Where Fairness is a Weakness –

Crooks and charlatans may abound in the U.S., but on the World Cup soccer field in Brazil American athletes have got a lot to learn about cheating and play-acting.

According to a Times story (June 15), about this year’s FIFA World Cup, “For better or worse, gamesmanship and embellishment — or, depending on your sensibilities, cheating — are part of high-level soccer. Players exaggerate contact. They amplify the mundane. They turn niggling knocks into something closer to grim death.

“They do all this to force the referee to make decisions, with the hope that if he is confronted by imagined bloodshed often enough, he will ultimately determine he has seen some. Applying this sort of pressure on the official is a skill that, by their own admission, United States players generally perform poorly, if they perform it at all.

“Graham Zusi, an American midfielder, said diving, also known as flopping, ‘is something I’ve never really incorporated into my game, and I don’t plan on it.’

Tab Ramos, one of Klinsmann’s World Cup assistants and a player for the national team from 1988 to 2000, said he frequently saw Americans struggle to pull off the seemingly requisite soccer shenanigans. A Uruguayan-born American who played in Europe and the United States, Ramos is attuned to the art.

” ‘Absolutely that’s something we don’t do the way other teams do,’ Ramos said. ‘I don’t know if you call it a problem or a weakness, but it’s clear that the American nature is to try and make everything fair, to try and be fair to the game. That’s just how Americans are.’ ”

The E.T.: Memo to U.S. Players: Just because everyone else does it does not make it right.

Love that Perk! –

Starbucks CEO Howard Schultz does it again!

Through an arrangement with Arizona state university, the coffee company will offer an online college education to thousands of its workers free of charge. Further, Starbucks will not require any of these employees to remain with the company.

“The program is open to any of the company’s 135,000 United States employees, “The New York Times writes (June 16), “provided they work at least 20 hours a week and have the grades and test scores to gain admission to Arizona State. For a barista with at least two years of college credit, the company will pay full tuition; for those with fewer credits it will pay part of the cost, but even for many of them, courses will be free, with government and university aid.

” ‘Starbucks is going where no other major corporation has gone,’ said Jamie P. Merisotis, president and chief executive of the Lumina Foundation, a group focused on education. ‘For many of these Starbucks employees, an online university education is the only reasonable way they’re going to get a bachelor’s degree.’

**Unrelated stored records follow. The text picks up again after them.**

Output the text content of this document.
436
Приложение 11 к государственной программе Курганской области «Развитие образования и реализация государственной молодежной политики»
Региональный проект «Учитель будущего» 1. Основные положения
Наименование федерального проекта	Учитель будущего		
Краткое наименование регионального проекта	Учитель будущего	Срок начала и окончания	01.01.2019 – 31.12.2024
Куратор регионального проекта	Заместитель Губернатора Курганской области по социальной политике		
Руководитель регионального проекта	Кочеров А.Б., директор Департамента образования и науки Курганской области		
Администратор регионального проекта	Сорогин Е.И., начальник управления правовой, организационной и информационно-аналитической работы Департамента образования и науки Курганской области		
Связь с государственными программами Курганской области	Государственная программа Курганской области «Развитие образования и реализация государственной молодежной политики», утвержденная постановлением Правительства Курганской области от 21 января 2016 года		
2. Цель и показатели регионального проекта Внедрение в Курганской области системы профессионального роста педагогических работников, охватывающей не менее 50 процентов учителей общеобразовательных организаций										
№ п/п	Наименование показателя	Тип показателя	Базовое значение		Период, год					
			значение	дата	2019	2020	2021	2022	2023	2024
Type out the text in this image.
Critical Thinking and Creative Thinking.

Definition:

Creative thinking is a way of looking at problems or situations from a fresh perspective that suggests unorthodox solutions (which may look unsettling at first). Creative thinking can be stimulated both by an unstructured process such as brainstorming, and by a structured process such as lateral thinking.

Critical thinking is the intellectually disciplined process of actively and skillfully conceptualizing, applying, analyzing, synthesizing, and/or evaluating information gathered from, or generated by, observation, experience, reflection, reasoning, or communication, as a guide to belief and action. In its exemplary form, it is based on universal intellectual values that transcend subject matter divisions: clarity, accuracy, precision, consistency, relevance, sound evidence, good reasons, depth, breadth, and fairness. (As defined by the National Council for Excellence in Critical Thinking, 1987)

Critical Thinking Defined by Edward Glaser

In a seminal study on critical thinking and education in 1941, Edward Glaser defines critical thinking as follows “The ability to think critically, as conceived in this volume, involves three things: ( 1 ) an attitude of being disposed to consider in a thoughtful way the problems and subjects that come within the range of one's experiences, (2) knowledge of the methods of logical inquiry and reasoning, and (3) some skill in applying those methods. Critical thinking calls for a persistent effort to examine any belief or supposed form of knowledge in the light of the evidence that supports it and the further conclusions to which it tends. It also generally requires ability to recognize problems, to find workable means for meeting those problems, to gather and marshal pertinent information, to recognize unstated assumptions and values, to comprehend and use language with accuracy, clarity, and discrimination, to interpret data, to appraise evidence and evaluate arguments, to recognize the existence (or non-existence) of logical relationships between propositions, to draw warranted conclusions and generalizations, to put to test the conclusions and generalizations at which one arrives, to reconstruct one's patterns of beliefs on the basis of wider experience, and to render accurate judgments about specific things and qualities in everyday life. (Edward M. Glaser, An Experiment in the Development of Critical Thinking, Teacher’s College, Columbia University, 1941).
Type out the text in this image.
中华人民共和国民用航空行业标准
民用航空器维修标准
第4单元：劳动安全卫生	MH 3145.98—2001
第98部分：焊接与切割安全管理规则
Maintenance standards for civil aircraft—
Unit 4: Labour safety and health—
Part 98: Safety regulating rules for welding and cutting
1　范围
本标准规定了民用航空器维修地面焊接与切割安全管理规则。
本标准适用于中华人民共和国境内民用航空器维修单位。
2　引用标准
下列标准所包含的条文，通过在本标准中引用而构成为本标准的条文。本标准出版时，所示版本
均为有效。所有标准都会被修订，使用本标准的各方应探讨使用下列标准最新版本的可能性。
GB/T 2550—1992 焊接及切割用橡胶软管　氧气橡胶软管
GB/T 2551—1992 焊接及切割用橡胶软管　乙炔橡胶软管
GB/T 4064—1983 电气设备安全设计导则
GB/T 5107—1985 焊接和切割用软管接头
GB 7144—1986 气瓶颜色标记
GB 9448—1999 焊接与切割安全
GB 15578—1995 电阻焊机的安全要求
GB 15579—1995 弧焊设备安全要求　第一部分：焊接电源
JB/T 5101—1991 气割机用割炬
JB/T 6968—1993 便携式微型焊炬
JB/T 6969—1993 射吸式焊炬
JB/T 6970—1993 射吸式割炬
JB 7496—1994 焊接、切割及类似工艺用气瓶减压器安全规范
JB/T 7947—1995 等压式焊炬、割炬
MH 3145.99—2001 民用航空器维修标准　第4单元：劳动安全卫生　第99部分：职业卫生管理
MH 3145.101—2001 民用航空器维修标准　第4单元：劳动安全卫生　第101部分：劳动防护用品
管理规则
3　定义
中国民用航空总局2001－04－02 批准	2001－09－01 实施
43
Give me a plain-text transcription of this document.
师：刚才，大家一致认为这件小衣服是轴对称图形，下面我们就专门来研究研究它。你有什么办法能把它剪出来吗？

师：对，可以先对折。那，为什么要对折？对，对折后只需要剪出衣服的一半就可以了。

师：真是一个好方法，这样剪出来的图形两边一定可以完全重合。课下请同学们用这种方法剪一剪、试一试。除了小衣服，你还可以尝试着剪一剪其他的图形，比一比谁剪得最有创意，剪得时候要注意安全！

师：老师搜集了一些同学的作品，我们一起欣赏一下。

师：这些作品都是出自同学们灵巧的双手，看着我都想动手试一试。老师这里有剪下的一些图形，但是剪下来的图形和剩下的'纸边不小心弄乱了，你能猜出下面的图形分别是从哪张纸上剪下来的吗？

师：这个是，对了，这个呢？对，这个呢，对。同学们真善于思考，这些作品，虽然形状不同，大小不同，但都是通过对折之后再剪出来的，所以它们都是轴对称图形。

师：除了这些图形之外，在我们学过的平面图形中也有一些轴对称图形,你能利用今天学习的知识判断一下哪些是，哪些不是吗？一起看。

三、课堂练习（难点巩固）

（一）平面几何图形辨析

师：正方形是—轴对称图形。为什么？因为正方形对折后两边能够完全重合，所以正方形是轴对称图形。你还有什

“Starbucks is, in effect, inviting its workers, from the day they join the company, to study whatever they like, and then leave whenever they like — knowing that many of them, degrees in hand, will leave for better-paying jobs.

“Even if they did, their experience ‘would be accreted to our brand, our reputation and our business,’ Howard D. Schultz, the company’s chairman and chief executive, said in an interview. ‘I believe it will lower attrition, it’ll increase performance, it’ll attract and retain better people.’ ”

The immediate results?

“The Starbucks program sounds like a boon to Abraham G. Cervantes, 24, who lives in the San Pedro section of Los Angeles with his mother and two of his brothers, and would be the first in his family to earn a college degree. ‘I’m the only one in the family with a steady job,’ he said. In fact, he has two jobs — one at Starbucks, and another at a music studio.

“While studying at a community college, he discovered classical music, and fell in love with Chopin, Bach and Beethoven, though at home he can practice only on a worn-out piano. He said he dreamed of being a professor of music, but after five years of trying to mesh his class and work schedules, he has not finished his associate’s degree.

” ‘Working two jobs, you don’t always have time to attend school,’ he said. The new Starbucks program ‘would be a huge benefit to me,’ Mr. Cervantes said, giving him flexibility and eliminating the commute to and from school.”

The Take: Schultz’s business acumen, social responsibility, and care for employees is something more CEOs need to emulate.